Comment alors être heureux ?  La philosophie et la religion nous invitent à nous résigner, à supporter notre douleur, ou à accepter notre condition. Pour les Chrétiens, la promesse d'un bonheur dans l'au-delà donne même du sens et de la valeur à la souffrance présente.

 

Amor fati

Or pour Nietzsche il ne s'agit surtout pas de se résigner. Il ne s'agit pas d'attendre passivement que la vie s'écoule. Au contraire il faut aimer la vie, il faut la vouloir dans sa totalité. C'est justement cette alternance d'heureux moments et de moments malheureux qui donne à la vie toute sa saveur. De même qu'il n'y a de malheur que par rapport à l'idée que l'on se fait du bonheur, il n'y a de bonheur que parce que le malheur existe. L'un ne va pas sans l'autre. Le bonheur n'aurait pas de sens pour un être qui serait éternellement comblé.

Si nous aimons véritablement la vie, si nous sommes véritablement heureux de vivre, nous devons vouloir revivre à l'infini chaque instant de notre vie, qu'il soit bon ou mauvais. Au lieu de désespérer de l'adolescence, de la vieilllesse et de la mort, nous devons les aimer et vouloir les revivre encore et encore. Si nous avons un chagrin d'amour nous devons l'aimer car nous sommes condamnés  à le revivre encore.

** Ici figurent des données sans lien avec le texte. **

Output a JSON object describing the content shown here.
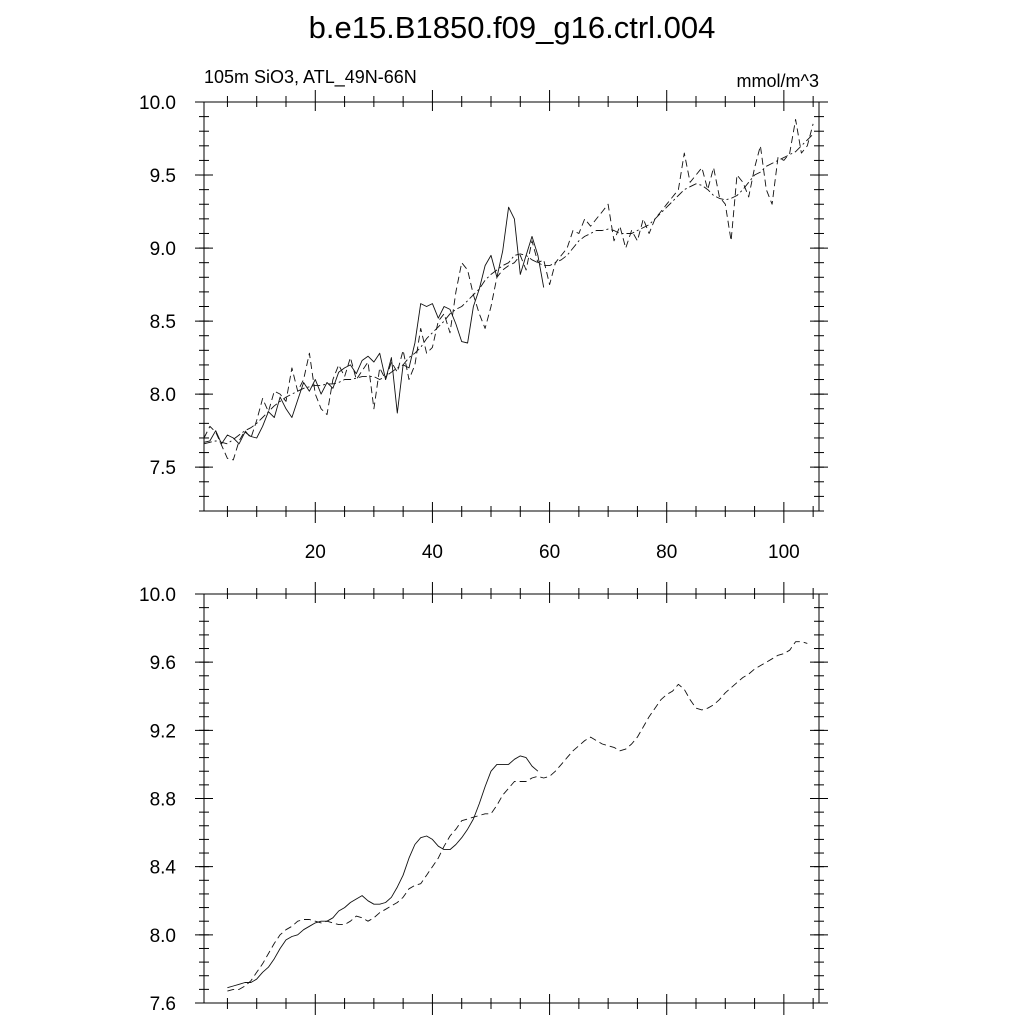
{
  "title": "b.e15.B1850.f09_g16.ctrl.004",
  "chart_data": [
    {
      "type": "line",
      "subtitle_left": "105m SiO3, ATL_49N-66N",
      "subtitle_right": "mmol/m^3",
      "xlim": [
        1,
        106
      ],
      "ylim": [
        7.2,
        10.0
      ],
      "yticks": [
        7.5,
        8.0,
        8.5,
        9.0,
        9.5,
        10.0
      ],
      "xticks": [
        20,
        40,
        60,
        80,
        100
      ],
      "grid": false,
      "series": [
        {
          "style": "solid",
          "x": [
            1,
            2,
            3,
            4,
            5,
            6,
            7,
            8,
            9,
            10,
            11,
            12,
            13,
            14,
            15,
            16,
            17,
            18,
            19,
            20,
            21,
            22,
            23,
            24,
            25,
            26,
            27,
            28,
            29,
            30,
            31,
            32,
            33,
            34,
            35,
            36,
            37,
            38,
            39,
            40,
            41,
            42,
            43,
            44,
            45,
            46,
            47,
            48,
            49,
            50,
            51,
            52,
            53,
            54,
            55,
            56,
            57,
            58,
            59
          ],
          "y": [
            7.67,
            7.68,
            7.75,
            7.66,
            7.72,
            7.7,
            7.66,
            7.74,
            7.71,
            7.7,
            7.78,
            7.88,
            7.84,
            7.98,
            7.9,
            7.84,
            7.96,
            8.08,
            8.02,
            8.1,
            8.0,
            8.08,
            8.04,
            8.15,
            8.18,
            8.2,
            8.14,
            8.23,
            8.26,
            8.22,
            8.28,
            8.1,
            8.25,
            7.87,
            8.2,
            8.18,
            8.35,
            8.62,
            8.6,
            8.62,
            8.52,
            8.6,
            8.58,
            8.48,
            8.36,
            8.35,
            8.6,
            8.72,
            8.88,
            8.95,
            8.8,
            8.98,
            9.28,
            9.2,
            8.82,
            8.95,
            9.08,
            8.95,
            8.73
          ]
        },
        {
          "style": "dashed",
          "x": [
            1,
            2,
            3,
            4,
            5,
            6,
            7,
            8,
            9,
            10,
            11,
            12,
            13,
            14,
            15,
            16,
            17,
            18,
            19,
            20,
            21,
            22,
            23,
            24,
            25,
            26,
            27,
            28,
            29,
            30,
            31,
            32,
            33,
            34,
            35,
            36,
            37,
            38,
            39,
            40,
            41,
            42,
            43,
            44,
            45,
            46,
            47,
            48,
            49,
            50,
            51,
            52,
            53,
            54,
            55,
            56,
            57,
            58,
            59,
            60,
            61,
            62,
            63,
            64,
            65,
            66,
            67,
            68,
            69,
            70,
            71,
            72,
            73,
            74,
            75,
            76,
            77,
            78,
            79,
            80,
            81,
            82,
            83,
            84,
            85,
            86,
            87,
            88,
            89,
            90,
            91,
            92,
            93,
            94,
            95,
            96,
            97,
            98,
            99,
            100,
            101,
            102,
            103,
            104,
            105
          ],
          "y": [
            7.7,
            7.78,
            7.74,
            7.65,
            7.56,
            7.55,
            7.68,
            7.75,
            7.7,
            7.82,
            7.97,
            7.88,
            8.02,
            8.0,
            7.95,
            8.18,
            8.02,
            8.1,
            8.28,
            8.0,
            7.9,
            7.86,
            8.1,
            8.2,
            8.12,
            8.25,
            8.1,
            8.16,
            8.22,
            7.9,
            8.18,
            8.1,
            8.22,
            8.15,
            8.3,
            8.1,
            8.2,
            8.45,
            8.28,
            8.32,
            8.5,
            8.55,
            8.42,
            8.7,
            8.9,
            8.85,
            8.68,
            8.55,
            8.45,
            8.6,
            8.8,
            8.85,
            8.88,
            8.9,
            8.95,
            8.85,
            9.05,
            8.9,
            8.92,
            8.75,
            8.9,
            8.95,
            9.0,
            9.12,
            9.1,
            9.2,
            9.15,
            9.2,
            9.25,
            9.3,
            9.05,
            9.15,
            9.0,
            9.12,
            9.05,
            9.2,
            9.1,
            9.2,
            9.25,
            9.3,
            9.35,
            9.4,
            9.65,
            9.45,
            9.5,
            9.55,
            9.4,
            9.55,
            9.35,
            9.3,
            9.05,
            9.5,
            9.45,
            9.35,
            9.55,
            9.7,
            9.4,
            9.3,
            9.62,
            9.6,
            9.65,
            9.88,
            9.65,
            9.7,
            9.85
          ]
        },
        {
          "style": "dashdot",
          "x": [
            1,
            2,
            3,
            4,
            5,
            6,
            7,
            8,
            9,
            10,
            11,
            12,
            13,
            14,
            15,
            16,
            17,
            18,
            19,
            20,
            21,
            22,
            23,
            24,
            25,
            26,
            27,
            28,
            29,
            30,
            31,
            32,
            33,
            34,
            35,
            36,
            37,
            38,
            39,
            40,
            41,
            42,
            43,
            44,
            45,
            46,
            47,
            48,
            49,
            50,
            51,
            52,
            53,
            54,
            55,
            56,
            57,
            58,
            59,
            60,
            61,
            62,
            63,
            64,
            65,
            66,
            67,
            68,
            69,
            70,
            71,
            72,
            73,
            74,
            75,
            76,
            77,
            78,
            79,
            80,
            81,
            82,
            83,
            84,
            85,
            86,
            87,
            88,
            89,
            90,
            91,
            92,
            93,
            94,
            95,
            96,
            97,
            98,
            99,
            100,
            101,
            102,
            103,
            104,
            105
          ],
          "y": [
            7.66,
            7.67,
            7.68,
            7.67,
            7.66,
            7.69,
            7.72,
            7.75,
            7.77,
            7.8,
            7.84,
            7.88,
            7.92,
            7.95,
            7.98,
            8.0,
            8.02,
            8.04,
            8.05,
            8.06,
            8.06,
            8.07,
            8.07,
            8.08,
            8.1,
            8.1,
            8.11,
            8.12,
            8.12,
            8.12,
            8.1,
            8.12,
            8.15,
            8.18,
            8.2,
            8.25,
            8.28,
            8.32,
            8.38,
            8.42,
            8.46,
            8.5,
            8.55,
            8.58,
            8.6,
            8.64,
            8.68,
            8.72,
            8.78,
            8.82,
            8.85,
            8.88,
            8.9,
            8.95,
            8.96,
            8.95,
            8.92,
            8.9,
            8.88,
            8.88,
            8.9,
            8.92,
            8.95,
            9.0,
            9.05,
            9.08,
            9.1,
            9.12,
            9.12,
            9.13,
            9.12,
            9.1,
            9.1,
            9.1,
            9.12,
            9.14,
            9.16,
            9.2,
            9.24,
            9.28,
            9.32,
            9.36,
            9.4,
            9.42,
            9.44,
            9.43,
            9.4,
            9.36,
            9.34,
            9.33,
            9.34,
            9.36,
            9.4,
            9.45,
            9.5,
            9.52,
            9.56,
            9.58,
            9.6,
            9.62,
            9.64,
            9.66,
            9.7,
            9.74,
            9.78
          ]
        }
      ]
    },
    {
      "type": "line",
      "xlim": [
        1,
        106
      ],
      "ylim": [
        7.6,
        10.0
      ],
      "yticks": [
        7.6,
        8.0,
        8.4,
        8.8,
        9.2,
        9.6,
        10.0
      ],
      "xticks": [
        20,
        40,
        60,
        80,
        100
      ],
      "grid": false,
      "series": [
        {
          "style": "solid",
          "x": [
            5,
            6,
            7,
            8,
            9,
            10,
            11,
            12,
            13,
            14,
            15,
            16,
            17,
            18,
            19,
            20,
            21,
            22,
            23,
            24,
            25,
            26,
            27,
            28,
            29,
            30,
            31,
            32,
            33,
            34,
            35,
            36,
            37,
            38,
            39,
            40,
            41,
            42,
            43,
            44,
            45,
            46,
            47,
            48,
            49,
            50,
            51,
            52,
            53,
            54,
            55,
            56,
            57,
            58
          ],
          "y": [
            7.69,
            7.7,
            7.71,
            7.72,
            7.72,
            7.74,
            7.78,
            7.81,
            7.86,
            7.92,
            7.97,
            7.99,
            8.0,
            8.03,
            8.05,
            8.07,
            8.08,
            8.08,
            8.1,
            8.14,
            8.16,
            8.19,
            8.21,
            8.23,
            8.2,
            8.18,
            8.18,
            8.19,
            8.22,
            8.28,
            8.35,
            8.45,
            8.53,
            8.57,
            8.58,
            8.56,
            8.52,
            8.5,
            8.5,
            8.53,
            8.57,
            8.62,
            8.68,
            8.77,
            8.87,
            8.96,
            9.0,
            9.0,
            9.0,
            9.03,
            9.05,
            9.04,
            8.99,
            8.96
          ]
        },
        {
          "style": "dashed",
          "x": [
            5,
            6,
            7,
            8,
            9,
            10,
            11,
            12,
            13,
            14,
            15,
            16,
            17,
            18,
            19,
            20,
            21,
            22,
            23,
            24,
            25,
            26,
            27,
            28,
            29,
            30,
            31,
            32,
            33,
            34,
            35,
            36,
            37,
            38,
            39,
            40,
            41,
            42,
            43,
            44,
            45,
            46,
            47,
            48,
            49,
            50,
            51,
            52,
            53,
            54,
            55,
            56,
            57,
            58,
            59,
            60,
            61,
            62,
            63,
            64,
            65,
            66,
            67,
            68,
            69,
            70,
            71,
            72,
            73,
            74,
            75,
            76,
            77,
            78,
            79,
            80,
            81,
            82,
            83,
            84,
            85,
            86,
            87,
            88,
            89,
            90,
            91,
            92,
            93,
            94,
            95,
            96,
            97,
            98,
            99,
            100,
            101,
            102,
            103,
            104
          ],
          "y": [
            7.67,
            7.68,
            7.68,
            7.7,
            7.73,
            7.78,
            7.83,
            7.89,
            7.95,
            8.0,
            8.03,
            8.05,
            8.08,
            8.09,
            8.09,
            8.08,
            8.07,
            8.08,
            8.07,
            8.06,
            8.06,
            8.08,
            8.11,
            8.1,
            8.08,
            8.1,
            8.13,
            8.15,
            8.17,
            8.19,
            8.22,
            8.27,
            8.29,
            8.3,
            8.35,
            8.4,
            8.45,
            8.52,
            8.58,
            8.62,
            8.67,
            8.68,
            8.69,
            8.7,
            8.71,
            8.71,
            8.76,
            8.82,
            8.86,
            8.9,
            8.9,
            8.9,
            8.92,
            8.93,
            8.92,
            8.93,
            8.96,
            9.0,
            9.04,
            9.08,
            9.11,
            9.14,
            9.16,
            9.14,
            9.12,
            9.11,
            9.1,
            9.08,
            9.09,
            9.12,
            9.16,
            9.22,
            9.28,
            9.33,
            9.38,
            9.41,
            9.43,
            9.47,
            9.44,
            9.38,
            9.33,
            9.32,
            9.33,
            9.35,
            9.38,
            9.42,
            9.45,
            9.48,
            9.51,
            9.53,
            9.56,
            9.58,
            9.6,
            9.62,
            9.64,
            9.65,
            9.67,
            9.72,
            9.72,
            9.71
          ]
        }
      ]
    }
  ]
}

  "Il n'y a qu'un remède à l'amour- aimer davantage."

D. Thoreau, Journal

 

Une telle pensée nous force à être heureux dans cette vie là, ici et maintenant, car si nous sommes malheureux aujourd'hui, nous  le serons encore et encore quand il nous  faudra revivre cette journée. Par contre, si nous acquiesçons à la vie, si nous aimons le destin (amor fati) dans tous ses aspects, nous pourrons revivre éternellement le bonheur que nous éprouvons aujourd'hui. En étant heureux aujourd'hui et maintenant, même si la vie est difficile, nous pouvons accèder à un bonheur éternel, toujours recommencé.

 

Le poids le plus lourd

Cet acquiescement à la vie est la pensée la plus difficile qui soit car il s'agit pour nous d'aimer la vie à la fois dans ce qu'elle a de meilleur, et ce qu'elle a de plus terrible. Elle est également le "poids le plus lourd" car exige de nous la plus haute responsabilité  car il n'y a pas de rédemption possible. Ma responsabilité est infinie car tout ce que nous faisons, nous le faisons indéfiniment, éternellement, sans avoir jamais la possibilité de revenir en arrière. Chacun de nos actes, chacun de nos choix est irréversible.Il pèse ainsi sur nous du poids le plus lourd : ce qui est fait, est fait pour toujours.

 

Paradoxalement alors que la pensée de l'éternel retour dissipe donc toute espérance en un avenir meilleur - ce que je vivrai après c'est ce que j'ai déjà vécu - elle nous permet d'accèder au bonheur : puisque nous sommes condamnés à revivre chaque instant présent de toute éternité,  il faut vivre heureux ici et maintenant, quoiqu'il arrive. C'est à cette seule condition que le bonheur est, pour nous, possible.